Doch bereits ab 1949 verlor die Demontage ihren Sinn, da alle Welt mit einer baldigen Bildung einer deutschen Regierung rechnete, also einer mit den Westmächten eng befreundeten Regierung, auf deren Boden die Gerichtsvollzieher der Sieger nichts mehr zu suchen hatten. Als Notwendigkeit war auch anerkannt, Deutschland in den Wiederaufbau Europas einzugliedern.“ „Einen wirklichen Sinn ergab die Demontage nur für die britische Wirtschaft..., aber auch Großbritannien ahnte die Gefahr, die schon einmal die Demontage mit sich gebracht hatte.“ „England würde nicht noch einmal“, so meinte der britische Außenminister Bevin“, den Fehler begehen, den es nach 1918 beging, den Deutschen zuerst ihre alten schlechten Maschinen wegnehmen, um ihnen dann Geld zu geben, damit sie sich die neuesten und modernsten Maschinen kaufen konnten.“ Aber genau das sollte wieder geschehen. Denn der Marshall-Plan und die Währungsreform standen vor der Tür. Die deutsche Wirtschaft konnte mit neuester und modernster Technologie neu starten.“ „Mit Wirkung vom 21. Juni 1948 galt die Deutsch-Mark-Währung. Jeder Einwohner des Währungsgebiets erhielt an dem mit Zittern erwarteten Tag X vierzig Deutsche Mark!
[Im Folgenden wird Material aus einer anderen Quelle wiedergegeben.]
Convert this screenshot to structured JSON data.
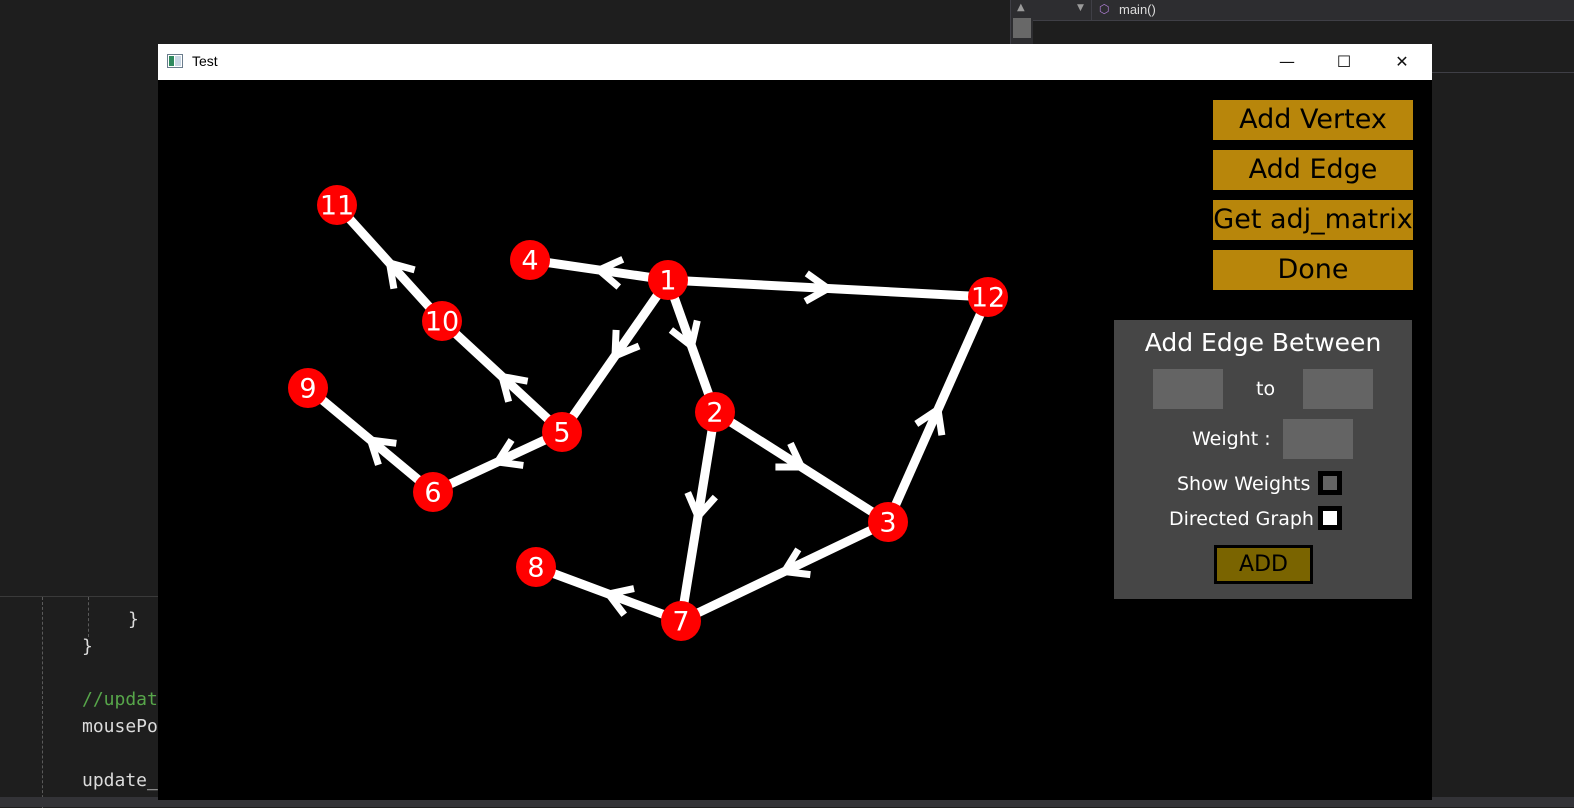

Die Reichsmark war Altpapier.“ Die neue deutsche Wirtschaftspolitik ruhte auf der Annahme „dass die chirurgischen Eingriffe, also der Währungsschnitt und die fast plötzliche Beseitigung der Zwangswirtschaft den wirtschaftlichen Aufschwung Westdeutschlands herbeiführen wird.“ Ein Herr Ludwig Ehrhard leitete kompromisslos die neue Wirtschaftspolitik ein. Und er behielt Recht!

Jetzt zurück zur Handelsschifffahrt, deren Weichen schon vor der Währungsreform in kleinen Schritten gestellt wurden. Hans Maack, der brillante Verfasser des Artikels „Schifffahrt auf Zwangswegen“, veröffentlicht in „Reeder, Schiffe und ein Verband - Aus der fünfzigjährigen Arbeit einer deutschen Schifffahrtsorganisation 1907–1957“ -, behauptete: „Als wirkungsvollster Bundesgenosse erwies sich zu dieser Zeit das binnendeutsche Verkehrschaos. Es erzwang die ersten Regungen des Seeverkehrs bereits im Juli 1945 und in der Folgezeit eine sich laufend verstärkende Schiffsbewegung im Küstenbereich der britischen Besatzungszone. In der Hauptsache wurden Lebensmittel und Brennmaterial (Kohle, Holz und Torf) transportiert. Wenn andere Ladungen anfielen, waren sie durchweg für die Militärregierung bestimmt. Der Einsatz der Motorsegler steigerte sich von Monat zu Monat…“ An einer anderen Stelle schreibt er: „Das Fahrtgebiet erstreckte sich längs der Küste zwischen den Häfen Emden und Lübeck und wurde dann auf die Häfen der russischen Zone erweitert, von wo Getreide und Kartoffeln westwärts befördert wurden. Doch die ersten Versuche, die deutsche Seeschifffahrt auch wieder in die internationale Auslandsfahrt umzuleiten, scheiterten.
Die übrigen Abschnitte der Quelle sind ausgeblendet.